Health Care Reform Is a Necessity
Jeff Smith will fight for universal affordable health care, affordable long-term care, and a simpler, more affordable prescription drug program.
Our health care system is a mass of contradictions. The creativity, dedication, and resourcefulness of our doctors, nurses, researchers, and medical engineers produce miracles every day, but the system's best features are available to too few, and inconsistently. For the United States to be the only western democracy that does not provide a minimum level of health care to its citizens is a shame. For up to 47 million Americans, most of them children, to go without basic care, is neglect that we cannot afford, morally or financially. Debating whether health care is a "right" misses the point: establishing comprehensive health care for everyone is a choice that smart societies make. In this case, doing the right thing is the smart thing.

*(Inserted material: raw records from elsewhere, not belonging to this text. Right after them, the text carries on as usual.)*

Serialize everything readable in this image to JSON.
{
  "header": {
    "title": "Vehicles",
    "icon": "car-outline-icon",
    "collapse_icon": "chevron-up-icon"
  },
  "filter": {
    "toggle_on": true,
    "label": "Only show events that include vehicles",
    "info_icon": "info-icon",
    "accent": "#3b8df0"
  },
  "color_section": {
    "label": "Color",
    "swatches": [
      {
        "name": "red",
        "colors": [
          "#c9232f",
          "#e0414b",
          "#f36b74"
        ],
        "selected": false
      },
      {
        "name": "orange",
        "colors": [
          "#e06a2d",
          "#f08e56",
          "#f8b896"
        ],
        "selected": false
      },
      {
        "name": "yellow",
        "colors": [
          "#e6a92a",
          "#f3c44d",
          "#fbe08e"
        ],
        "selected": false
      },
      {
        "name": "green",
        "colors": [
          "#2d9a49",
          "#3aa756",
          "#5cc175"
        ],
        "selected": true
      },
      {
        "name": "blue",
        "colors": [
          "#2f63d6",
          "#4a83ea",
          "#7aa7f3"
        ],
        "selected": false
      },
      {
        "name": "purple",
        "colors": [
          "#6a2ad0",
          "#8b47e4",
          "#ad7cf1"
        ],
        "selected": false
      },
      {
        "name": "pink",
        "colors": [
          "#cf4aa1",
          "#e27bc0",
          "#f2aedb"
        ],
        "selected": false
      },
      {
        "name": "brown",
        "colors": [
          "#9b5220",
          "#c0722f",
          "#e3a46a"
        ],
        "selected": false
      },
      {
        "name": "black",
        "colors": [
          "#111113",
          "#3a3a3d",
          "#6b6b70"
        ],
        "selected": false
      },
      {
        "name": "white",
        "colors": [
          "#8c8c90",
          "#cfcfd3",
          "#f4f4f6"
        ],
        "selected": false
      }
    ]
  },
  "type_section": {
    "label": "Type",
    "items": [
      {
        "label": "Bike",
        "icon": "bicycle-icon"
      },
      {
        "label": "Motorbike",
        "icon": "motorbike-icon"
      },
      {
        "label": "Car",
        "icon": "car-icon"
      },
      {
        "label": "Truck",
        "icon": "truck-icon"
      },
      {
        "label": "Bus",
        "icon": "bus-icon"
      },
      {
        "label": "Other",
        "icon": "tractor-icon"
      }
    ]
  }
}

Because of the magnitude of this decision, we need to explore some of the best thinking (and re-thinking) on this system that is so necessary but in so many respects so unsatisfactory. The principal components for change I am looking at are:
- Universal Health Care: I believe that a national single-payer system, like Medicare, is the most sensible, cost-effective approach to health care for all Americans. Moreover, one national-level system makes more sense than a patchwork of differing state systems. I disagreed strategically with abandoning single-payer as the goal. To the extent that that's been done, I strongly support the inclusion of a public plan as a component of any national health care reform. It's important that any interim proposal does not increase costs for business and individuals. If the Congress proves incapable of making meaningful progress toward a national system that increases access and reduces costs, then Illinois must look at what some other states have done for their citizens. This would be an extraordinary challenge given state finances, but neglect is something we truly cannot afford.
- Portable insurance not tied to the employer.
- Avoidance of unfunded mandates on business
- Making it easier, not harder, for doctors to deliver medical services, by reducing administrative burdens and costs, and exploring creative ways to de-emphasize fault in favor of patient-oriented outcomes
- Creating incentives to doctors to locate and practice in under-served communities
- Helping, rather than burdening, the States
- Addressing the looming crisis in long-term care cost and availability, primarily by moving from a welfare-based paradigm toward a more universal and holistic approach
- Re-thinking the confusing Part D program for prescription drugs, and expanding the governmental toolkit for reducing the cost of prescriptions
- Increasing transparency in funding for medical studies and the relationship between treatment and vendors
- Women's basic health care must be a priority, and that means that women must not be worse off under health care reform. Reproductive health care, disproportionately expensive for women, should be covered such that women can access that care through providers they trust. Health care reform should increase access to care, not decrease it. Access to contraception, in particular, reduces unwanted pregnancies.